Informasi ini bukan yang pertama kita dengar, sudah sering
kali dikatakan bahwa remaja masih kurang paham mengenai kesehatan reproduksi.
Oleh karena itulah banyak kasus tentang remaja terkait seks bebas dan
sebagainya.
JAKARTA, TRIBUN - Di tengah kemajuan teknologi dan
perubahan sosial, pola pendidikan orangtua kepada remaja tidak berubah.
Informasi tentang kesehatan reproduksi dan seksualitas masih tabu untuk
dibicarakan. Akibatnya, remaja justru mendapat informasi salah yang
menjerumuskan mereka.
Pekerja kemanusiaan bidang penanggulangan HIV/AIDS, seksualitas, dan narkoba,
Baby Jim Aditya, di Jakarta, Selasa (2/4), mengatakan, saat dorongan seksual
muncul, remaja tidak punya kemampuan menghadapi. Risiko dan bahaya yang
menyertainya pun tidak dimengerti.
Survei Kesehatan Reproduksi Remaja Indonesia 2007 menyebut, pengetahuan remaja
tentang akil balig saja masih terbatas. Mereka umumnya hanya tahu fase itu
ditandai dengan perubahan bentuk tubuh.
Hanya 24,4 persen laki-laki umur 15-24 tahun yang tahu mimpi basah sebagai
tanda balig. Sementara itu, remaja perempuan rentang umur sama yang tahu
menstruasi sebagai tanda balig mencapai 76,2 persen. Namun, hanya 6,4 persen
remaja laki-laki dan 4,9 persen remaja perempuan yang tahu akil balig juga akan
disertai meningkatnya dorongan seksual.
Menurut Baby, remaja bukannya tak ingin memahami persoalan kesehatan reproduksi
dan seksualitas. Namun, ketika mereka bertanya kepada orangtua atau guru,
mereka menuduh remaja telah melakukan hal-hal yang ingin diketahui. Banyak pula
orang dewasa yang langsung mengelak dengan alasan tak ada gunanya remaja tahu
hal itu.
Akibatnya, remaja bertanya kepada kawan. Padahal, mereka umumnya mengalami hal
sama. Akibatnya, remaja justru mendapat informasi salah.

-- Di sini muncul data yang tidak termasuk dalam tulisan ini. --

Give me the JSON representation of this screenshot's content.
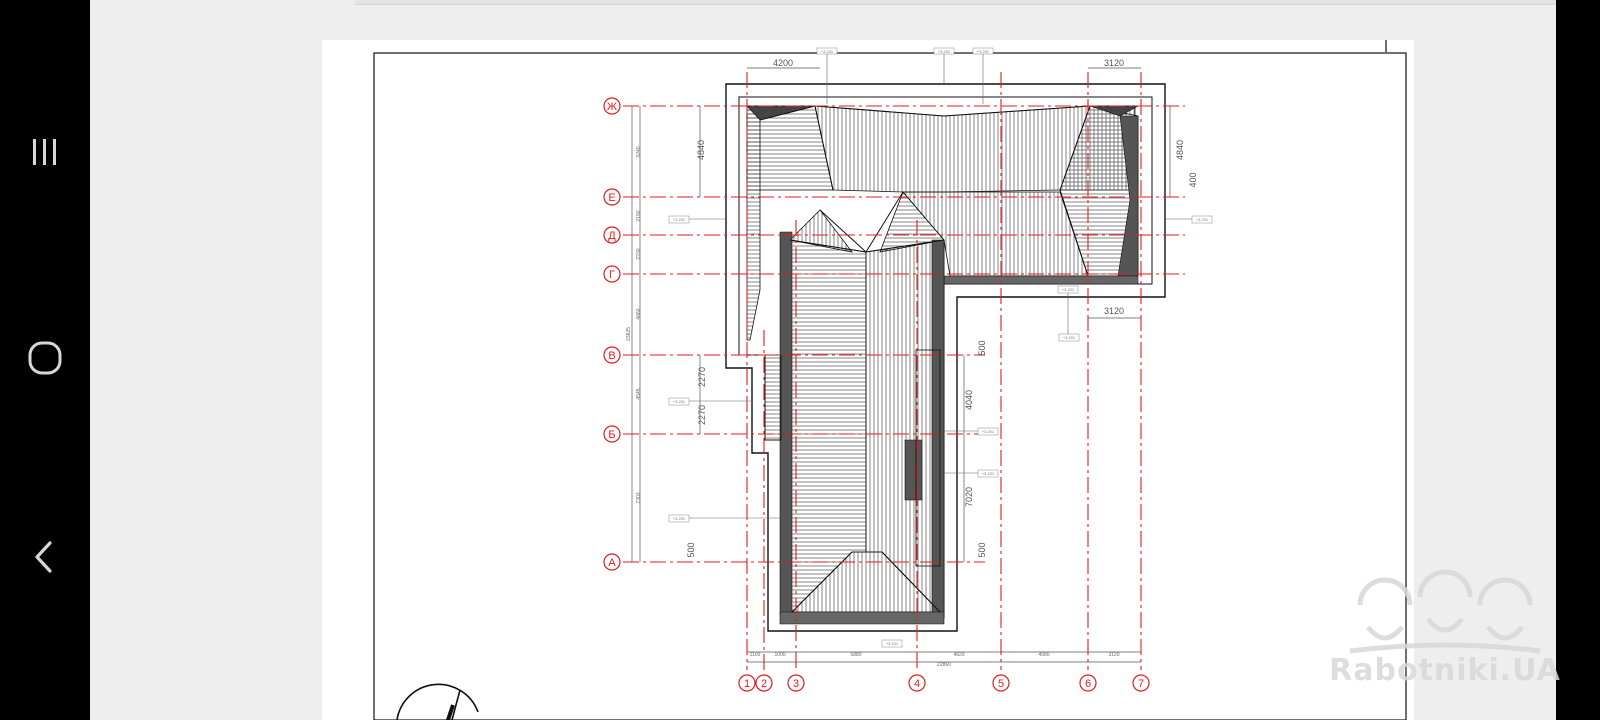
{
  "system_nav": {
    "recents_icon": "recents-icon",
    "home_icon": "home-icon",
    "back_icon": "back-icon"
  },
  "drawing": {
    "axes_letters": [
      "Ж",
      "Е",
      "Д",
      "Г",
      "В",
      "Б",
      "А"
    ],
    "axes_numbers": [
      "1",
      "2",
      "3",
      "4",
      "5",
      "6",
      "7"
    ],
    "dim_top_left": "4200",
    "dim_top_right": "3120",
    "dim_mid_right": "3120",
    "dim_left_4840": "4840",
    "dim_right_4840": "4840",
    "dim_400": "400",
    "dim_2270_a": "2270",
    "dim_2270_b": "2270",
    "dim_500_left": "500",
    "dim_500_right_top": "500",
    "dim_500_right_bottom": "500",
    "dim_4040": "4040",
    "dim_7020": "7020",
    "chain_left": [
      "3240",
      "2190",
      "2230",
      "4860",
      "4545",
      "7303"
    ],
    "chain_left_total": "23825",
    "chain_bottom": [
      "1100",
      "1000",
      "5880",
      "4820",
      "4080",
      "3120"
    ],
    "chain_bottom_total": "22860",
    "level_tags": [
      "+3.201",
      "+3.201",
      "+3.201",
      "+3.201",
      "+3.201",
      "+3.201",
      "+3.201",
      "+3.201",
      "+3.201",
      "+3.201",
      "+3.201",
      "+3.201"
    ]
  },
  "watermark": {
    "text": "Rabotniki.UA",
    "logo_icon": "builders-helmets-icon"
  },
  "colors": {
    "axis_red": "#e21b1b",
    "line_black": "#111111",
    "system_bar": "#000000",
    "viewer_bg": "#eeeeee"
  }
}
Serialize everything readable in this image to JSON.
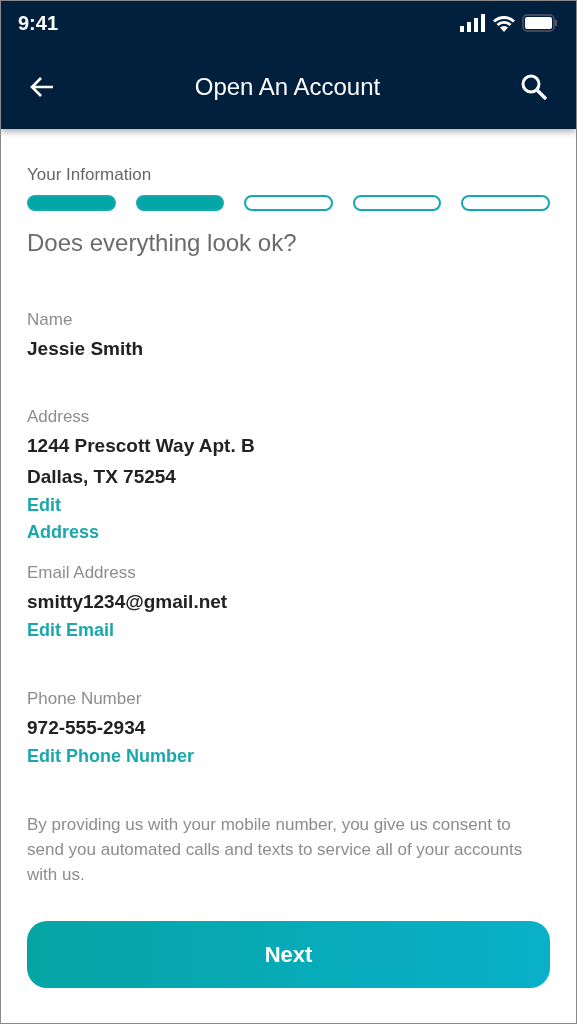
{
  "status_bar": {
    "time": "9:41"
  },
  "nav": {
    "title": "Open An Account"
  },
  "progress": {
    "label": "Your Information",
    "steps": [
      {
        "complete": true
      },
      {
        "complete": true
      },
      {
        "complete": false
      },
      {
        "complete": false
      },
      {
        "complete": false
      }
    ]
  },
  "heading": "Does everything look ok?",
  "fields": [
    {
      "label": "Name",
      "lines": [
        "Jessie Smith"
      ]
    },
    {
      "label": "Address",
      "lines": [
        "1244 Prescott Way Apt. B",
        "Dallas, TX 75254"
      ],
      "edit_link": "Edit Address"
    },
    {
      "label": "Email Address",
      "lines": [
        "smitty1234@gmail.net"
      ],
      "edit_link": "Edit Email"
    },
    {
      "label": "Phone Number",
      "lines": [
        "972-555-2934"
      ],
      "edit_link": "Edit Phone Number"
    }
  ],
  "disclaimer": "By providing us with your mobile number, you give us consent to send you automated calls and texts to service all of your accounts with us.",
  "buttons": [
    {
      "label": "Next"
    }
  ]
}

"Orang dewasa harus memahami kebutuhan remaja, bukan memaksakan
pandangannya pada remaja," katanya.
Pelaksana Tugas Kepala Badan Kependudukan dan Keluarga Berencana Nasional
Sudibyo Alimoeso mengatakan, banyak orangtua menganggap pendidikan kesehatan
reproduksi dan seksualitas justru mendorong anak melakukan seks bebas.
"Padahal, penelitian menunjukkan, makin tinggi pengetahuan anak tentang
kesehatan reproduksi, makin tinggi pula kemampuannya menghindari risiko,"
ujarnya. Sebaliknya, remaja yang tak tahu justru makin terjerumus dalam
dorongan seksualnya.
Menurut Sudibyo, saat ini pusat informasi kesehatan remaja (PIKR) sudah ada di
16.000 sekolah lanjutan tingkat atas dan 400 perguruan tinggi se-Indonesia.
Namun, keberadaannya kurang dimanfaatkan siswa. Selain itu, kaderisasi kader
PIKR masih lemah sehingga keberlangsungan PIKR terganggu.